Rishihat Tea Garden (also spelled Risheehat) is a village in the Darjeeling Pulbazar CD block in the Darjeeling Sadar subdivision of the Darjeeling district in the state of West Bengal, India.

==History==
The place was known as Tsering Bagan in its early history because of the predominance of Tserings (a Tibetan group) in the area. British planters established a tea garden in the place in the 1900s. It was later renamed Rishihat meaning ‘home of holy sages’. In 1955, it was acquired by Jay Shree Tea.

Prior to 1963, Liza Hill Tea Estate was a separate estate with its own tea factory, but later it became a division of Rishihat Tea Garden.

==Geography==

===Location===
Rishihat Tea Garden is located at .
Rishihat Tea Garden produces certified bio-organic Darjeeling tea from an area of 256.45 ha of which 20 ha are irrigated, at an altitude ranging from 2500 to 4800 ft.The garden is steepest in its topography. It has a rich and fertile soil.

Tea gardens around Rishihat include: Arya Tea Estate and Chongtong Tea Garden. It is about 14 km from Darjeeling.

===Area overview===
The map alongside shows the northern portion of the Darjeeling Himalayan hill region. Kangchenjunga, which rises with an elevation of 8586 m is located further north of the area shown. Sandakphu, rising to a height of 3665 m, on the Singalila Ridge, is the highest point in West Bengal. In Darjeeling Sadar subdivision 61% of the total population lives in the rural areas and 39% of the population lives in the urban areas. There are 78 tea gardens/ estates (the figure varies slightly according to different sources), producing and largely exporting Darjeeling tea in the district. It engages a large proportion of the population directly/ indirectly. Some tea gardens were identified in the 2011 census as census towns or villages. Such places are marked in the map as CT (census town) or R (rural/ urban centre). Specific tea estate pages are marked TE.

Note: The map alongside presents some of the notable locations in the subdivision. All places marked in the map are linked in the larger full screen map.

==Demographics==
According to the 2011 Census of India, Rishihat Tea Garden had a total population of 1,651 of which 815 (49%) were males and 836 (51%) were females. There were 111 persons in the age range of 0 to 6 years. The total number of literate people in Rishihat Tea Garden was 1,147 (69.47% of the population over 6 years).

==Economy==
Rishihat Tea Garden annually produces over 180 tonnes of certified bio-organic teas. Rishihat Tea Garden has Fair Trade certification, ISO 1901:2008 awarded by TUV NORD and also HAACCP, and organic certificates for NPOP, POP and JAS by IMO.
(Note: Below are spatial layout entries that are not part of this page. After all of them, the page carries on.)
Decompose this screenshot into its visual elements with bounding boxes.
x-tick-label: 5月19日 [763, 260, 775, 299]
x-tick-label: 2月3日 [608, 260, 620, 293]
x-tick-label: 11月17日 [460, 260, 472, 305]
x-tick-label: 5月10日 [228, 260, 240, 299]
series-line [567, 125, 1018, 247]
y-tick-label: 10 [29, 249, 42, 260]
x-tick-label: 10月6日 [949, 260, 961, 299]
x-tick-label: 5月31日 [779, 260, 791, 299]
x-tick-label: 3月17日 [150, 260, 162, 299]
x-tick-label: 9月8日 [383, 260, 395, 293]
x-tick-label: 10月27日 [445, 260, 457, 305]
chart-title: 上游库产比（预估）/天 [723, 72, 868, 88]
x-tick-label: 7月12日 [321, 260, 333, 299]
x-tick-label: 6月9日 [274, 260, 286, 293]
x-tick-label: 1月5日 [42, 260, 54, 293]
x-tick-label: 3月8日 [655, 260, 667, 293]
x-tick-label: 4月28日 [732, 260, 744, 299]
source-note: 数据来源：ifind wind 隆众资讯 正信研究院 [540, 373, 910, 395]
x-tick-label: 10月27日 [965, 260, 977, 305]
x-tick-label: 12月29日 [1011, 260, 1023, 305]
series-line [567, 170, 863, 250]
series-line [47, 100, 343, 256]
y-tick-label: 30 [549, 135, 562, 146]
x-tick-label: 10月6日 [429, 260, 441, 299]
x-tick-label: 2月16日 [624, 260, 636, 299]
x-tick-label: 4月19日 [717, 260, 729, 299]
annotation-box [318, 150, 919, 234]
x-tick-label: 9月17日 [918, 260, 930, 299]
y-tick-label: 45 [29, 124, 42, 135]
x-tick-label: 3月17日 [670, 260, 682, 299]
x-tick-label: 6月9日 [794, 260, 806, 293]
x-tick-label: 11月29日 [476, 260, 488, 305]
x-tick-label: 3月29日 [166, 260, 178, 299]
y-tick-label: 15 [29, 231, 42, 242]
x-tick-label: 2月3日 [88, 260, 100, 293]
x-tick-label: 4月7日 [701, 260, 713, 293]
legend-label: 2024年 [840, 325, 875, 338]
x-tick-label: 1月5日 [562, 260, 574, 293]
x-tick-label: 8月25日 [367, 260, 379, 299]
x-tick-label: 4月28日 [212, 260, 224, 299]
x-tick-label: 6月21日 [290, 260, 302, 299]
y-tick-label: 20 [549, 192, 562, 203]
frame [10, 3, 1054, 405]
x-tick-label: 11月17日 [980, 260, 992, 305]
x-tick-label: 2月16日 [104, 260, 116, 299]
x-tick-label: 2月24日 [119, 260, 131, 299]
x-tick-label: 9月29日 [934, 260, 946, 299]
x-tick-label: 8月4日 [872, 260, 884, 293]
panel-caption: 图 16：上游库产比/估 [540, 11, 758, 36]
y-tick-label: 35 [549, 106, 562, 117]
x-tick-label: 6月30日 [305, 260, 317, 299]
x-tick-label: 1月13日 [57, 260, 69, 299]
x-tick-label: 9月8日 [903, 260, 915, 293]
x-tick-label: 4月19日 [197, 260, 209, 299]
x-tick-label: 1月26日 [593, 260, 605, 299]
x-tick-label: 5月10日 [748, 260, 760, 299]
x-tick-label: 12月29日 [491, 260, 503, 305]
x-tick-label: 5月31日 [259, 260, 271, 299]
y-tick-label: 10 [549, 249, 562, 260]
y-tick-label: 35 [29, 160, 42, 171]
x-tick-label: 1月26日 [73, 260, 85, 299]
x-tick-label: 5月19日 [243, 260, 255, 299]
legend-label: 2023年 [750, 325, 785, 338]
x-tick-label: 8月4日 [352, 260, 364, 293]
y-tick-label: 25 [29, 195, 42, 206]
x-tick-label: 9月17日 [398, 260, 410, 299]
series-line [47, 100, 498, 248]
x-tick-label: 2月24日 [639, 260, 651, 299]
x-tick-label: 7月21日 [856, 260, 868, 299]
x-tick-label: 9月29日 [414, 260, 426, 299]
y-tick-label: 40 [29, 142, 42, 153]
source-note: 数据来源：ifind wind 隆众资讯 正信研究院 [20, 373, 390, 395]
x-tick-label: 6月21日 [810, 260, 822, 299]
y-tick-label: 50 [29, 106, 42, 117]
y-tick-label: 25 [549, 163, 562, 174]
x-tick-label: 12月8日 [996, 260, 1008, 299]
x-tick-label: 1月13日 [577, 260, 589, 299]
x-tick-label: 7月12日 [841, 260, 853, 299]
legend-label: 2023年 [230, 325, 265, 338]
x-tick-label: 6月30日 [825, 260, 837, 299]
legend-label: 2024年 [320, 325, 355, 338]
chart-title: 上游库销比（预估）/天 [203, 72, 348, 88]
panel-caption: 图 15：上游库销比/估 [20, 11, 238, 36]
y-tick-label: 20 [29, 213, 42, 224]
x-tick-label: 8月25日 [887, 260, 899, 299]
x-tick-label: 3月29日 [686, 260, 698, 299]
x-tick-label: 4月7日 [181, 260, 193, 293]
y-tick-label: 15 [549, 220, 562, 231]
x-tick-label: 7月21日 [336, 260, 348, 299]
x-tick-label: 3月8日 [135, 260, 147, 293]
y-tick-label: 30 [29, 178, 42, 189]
It is famous for its second flush muscatel flavour. The types of tea the garden produces include: Black tea, Green tea, Oolong tea, hand rolled tea, Wirry tea, Silver Tippy tea, exclusive Darjeeling teas like Enigma, Exotic, Clonal Mush and Clonal Enigma.

The other tea gardens of the Jay Shree Tea & Industries Ltd., owned by the B.K.Birla group, in Darjeeling are: Puttabong (Tukvar) Tea Estate, Sungma Tea Garden, North Tukvar Tea Estate, Singbulli Tea Garden and Balasun Tea Estate.

==Education==

Risheehat Higher Secondary School is a co-educational institution, established in the year of 1967 and has its affiliation with the West Bengal Board Of Education. The school has a fine library, computer room and capacious hall.
In addition, the school authority and local people came forward and united in order to introduce the Higher Secondary Education. Eventually, after putting a tremendous effort it was achieved and the West Bengal Council of Higher Secondary Education accorded recognition up to class XII in 20 September 2013.
<https://school.banglarshiksha.gov.in/ws/website/history/19012911001>

==Culture==
It has a newly constructed temple of Lord Krishna and Radha. Furthermore, there is a beautiful monastery situated (probably) at the top of the village, named as 'Dhaychen Pemaling Gumba'. People from neighboring villages come to worship and offer prayers on the occasion of Buddha Jayanti or Buddha Purnima (every year). The festival is celebrated in a grand and traditional manner.